Statewide Loan Repayment Assistance Program Accepting Applications Until Oct. 15

PA Bar Foundation logoOn September 1, the statewide Loan Repayment Assistance Program (LRAP) began its 13th year of helping lawyers employed at civil legal services organizations funded by Pennsylvania Interest on Lawyers Trust Accounts (PA IOLTA) better manage their undergraduate and law school debt. Lawyers employed at these organizations provide free legal assistance to Pennsylvania’s poor and disadvantaged.

Eligible lawyers will have until Oct. 15 to submit their online applications for loan assistance at www.paioltagrants.org.

Since its launch in 2010, the PA IOLTA Loan Repayment Assistance Program has awarded more than 1,000 loans valued at approximately $3.8 million to more than 300 lawyers employed by IOLTA-funded civil legal services organizations located across Pennsylvania.

LRAP provides for one-year loans, payable quarterly to qualified lawyers with a 12-month employment requirement at an IOLTA-funded organization. The amount of loan repayment assistance provided is determined by the number of eligible applicants and the amount of funding available.

Provided a participating lawyer remains in qualified employment and continues to meet the program’s other eligibility requirements, the lawyer can apply for and receive up to 10, one-year loans over his/her tenure. LRAP loans must be used to repay loans incurred for undergraduate and law school educational costs and are forgiven at the end of each year if eligibility requirements are met.

LRAP is administered by the Pennsylvania Bar Foundation and the Pennsylvania PA IOLTA Board. It is a collaboration of the Pennsylvania Bar Foundation, the Pennsylvania Bar Association, the PA IOLTA Board and the Supreme Court of Pennsylvania.

In 2006, the PBA Task Force on Student Loan Forgiveness and Repayment Assistance advocated for the establishment of a statewide LRAP. The IOLTA Board recommended to the Supreme Court of Pennsylvania that pro hac vice fees (the admission fee charged to out-of-state lawyers seeking to enter an appearance in a Pennsylvania case) serve as the revenue source to support the program.

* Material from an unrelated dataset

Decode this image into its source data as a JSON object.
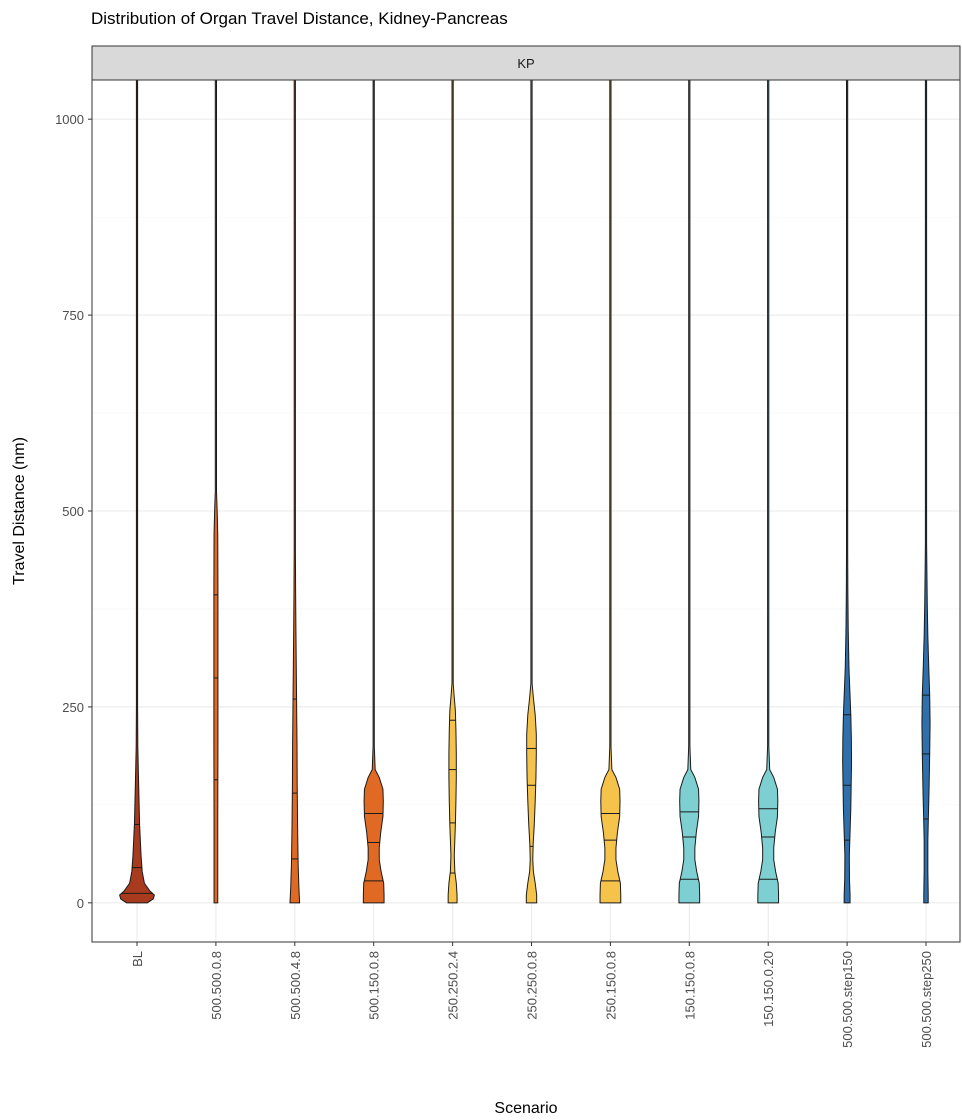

The Supreme Court of Pennsylvania ordered the establishment of the pro hac vice fee in Pennsylvania and dedicated the revenue to support LRAP. The Supreme Court later increased the support by doubling the pro hac vice fee from $100 to $200. In May 2015, then-Chief Justice Thomas G. Saylor and the court reaffirmed the court’s commitment to lawyers providing civil legal services by increasing Pennsylvania’s pro hac vice fee to $375, an amount still less than that charged by many other states.